Concessional contributions are one of the main ways Australians grow their retirement savings. They help reduce taxable income today while building long-term wealth for retirement.
Advanced
From a technical perspective, concessional contributions are capped each financial year by government regulation. In Australia, the annual cap is currently $27,500 (as of 2023–24), though this figure can change with legislation. Unused cap amounts may be carried forward for up to five years, provided the member’s total super balance is under a set threshold.

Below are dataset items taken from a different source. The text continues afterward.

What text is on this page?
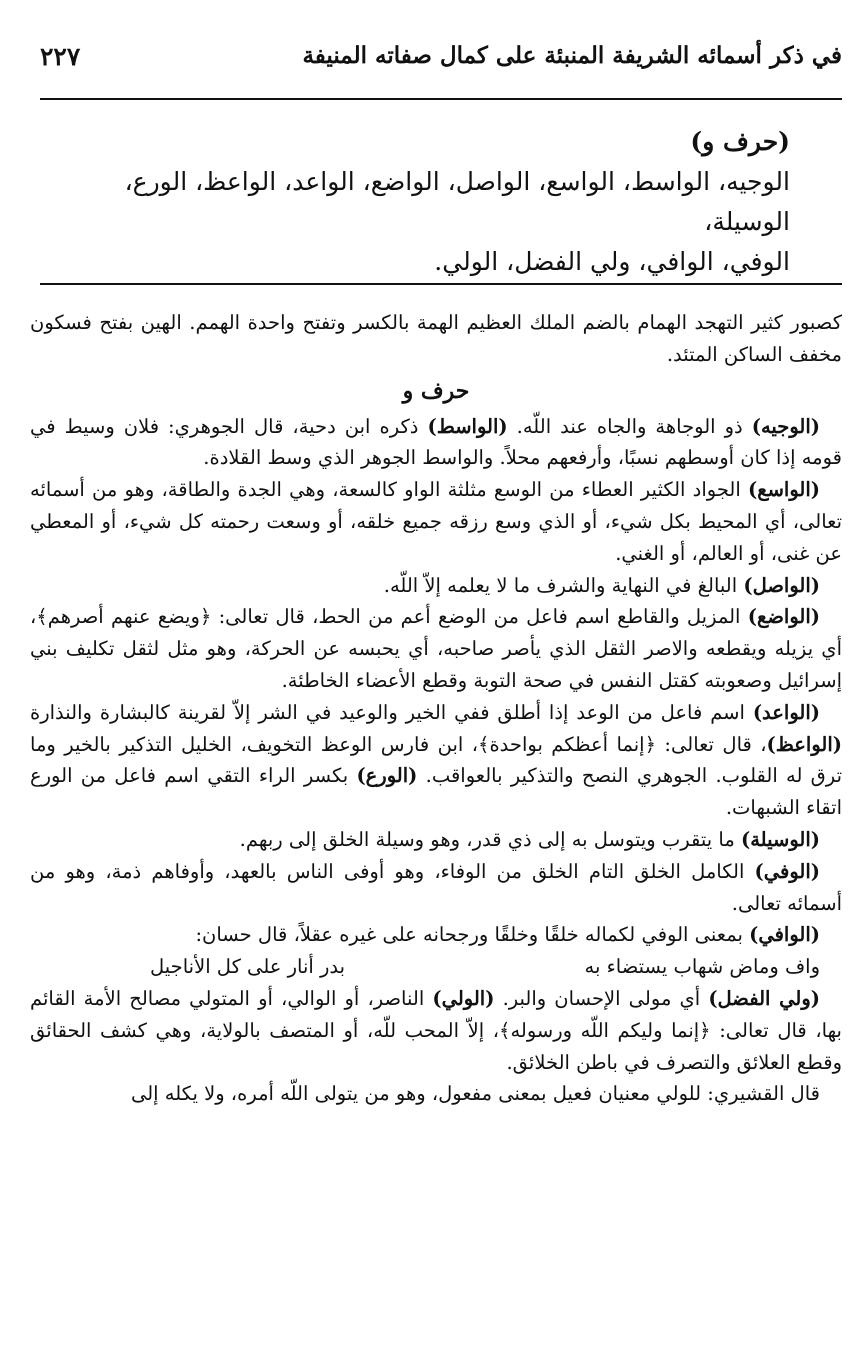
في ذكر أسمائه الشريفة المنبئة على كمال صفاته المنيفة
٢٢٧
(حرف و)
الوجيه، الواسط، الواسع، الواصل، الواضع، الواعد، الواعظ، الورع، الوسيلة،
الوفي، الوافي، ولي الفضل، الولي.

كصبور كثير التهجد الهمام بالضم الملك العظيم الهمة بالكسر وتفتح واحدة الهمم. الهين بفتح فسكون مخفف الساكن المتئد.

حرف و

(الوجيه) ذو الوجاهة والجاه عند اللّه. (الواسط) ذكره ابن دحية، قال الجوهري: فلان وسيط في قومه إذا كان أوسطهم نسبًا، وأرفعهم محلاً. والواسط الجوهر الذي وسط القلادة.

(الواسع) الجواد الكثير العطاء من الوسع مثلثة الواو كالسعة، وهي الجدة والطاقة، وهو من أسمائه تعالى، أي المحيط بكل شيء، أو الذي وسع رزقه جميع خلقه، أو وسعت رحمته كل شيء، أو المعطي عن غنى، أو العالم، أو الغني.

(الواصل) البالغ في النهاية والشرف ما لا يعلمه إلاّ اللّه.

(الواضع) المزيل والقاطع اسم فاعل من الوضع أعم من الحط، قال تعالى: ﴿ويضع عنهم أصرهم﴾، أي يزيله ويقطعه والاصر الثقل الذي يأصر صاحبه، أي يحبسه عن الحركة، وهو مثل لثقل تكليف بني إسرائيل وصعوبته كقتل النفس في صحة التوبة وقطع الأعضاء الخاطئة.

(الواعد) اسم فاعل من الوعد إذا أطلق ففي الخير والوعيد في الشر إلاّ لقرينة كالبشارة والنذارة (الواعظ)، قال تعالى: ﴿إنما أعظكم بواحدة﴾، ابن فارس الوعظ التخويف، الخليل التذكير بالخير وما ترق له القلوب. الجوهري النصح والتذكير بالعواقب. (الورع) بكسر الراء التقي اسم فاعل من الورع اتقاء الشبهات.

(الوسيلة) ما يتقرب ويتوسل به إلى ذي قدر، وهو وسيلة الخلق إلى ربهم.

(الوفي) الكامل الخلق التام الخلق من الوفاء، وهو أوفى الناس بالعهد، وأوفاهم ذمة، وهو من أسمائه تعالى.

(الوافي) بمعنى الوفي لكماله خلقًا وخلقًا ورجحانه على غيره عقلاً، قال حسان:

واف وماض شهاب يستضاء به
بدر أنار على كل الأناجيل

(ولي الفضل) أي مولى الإحسان والبر. (الولي) الناصر، أو الوالي، أو المتولي مصالح الأمة القائم بها، قال تعالى: ﴿إنما وليكم اللّه ورسوله﴾، إلاّ المحب للّه، أو المتصف بالولاية، وهي كشف الحقائق وقطع العلائق والتصرف في باطن الخلائق.

قال القشيري: للولي معنيان فعيل بمعنى مفعول، وهو من يتولى اللّه أمره، ولا يكله إلى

These contributions are taxed at 15% within the fund, although higher-income earners may pay an additional 15% under Division 293 tax. Contributions above the cap may incur extra tax, turning concessional contributions into excess contributions. Record-keeping and timing of payments are essential for compliance and tax efficiency.
Relevance
- Reduces personal income tax while saving for retirement
- Forms the bulk of employer and salary sacrifice contributions
- Provides significant long-term growth through compounding inside super
Applications
- Employer SG contributions on employee earnings
- Salary sacrificing part of income into super for tax savings
- Making personal deductible contributions to offset taxable income
- Using carry-forward rules to maximise tax-effective contributions in high-income years
Metrics
- Total concessional contributions versus the annual cap
- Tax savings achieved compared to marginal tax rates
- Superannuation balance growth over time
- Use of carry-forward contributions within five years
Issues
- Exceeding the contribution cap leads to additional tax and penalties
- Higher-income earners may face Division 293 tax, reducing benefits
- Inconsistent contributions can reduce compounding benefits
- Lack of awareness of caps can result in compliance issues
Example
An employee earning $90,000 receives compulsory employer SG contributions of $9,900. They also salary sacrifice $10,000 and make a $7,600 personal deductible contribution, reaching the $27,500 concessional cap. This strategy reduces their taxable income and boosts their super balance for retirement.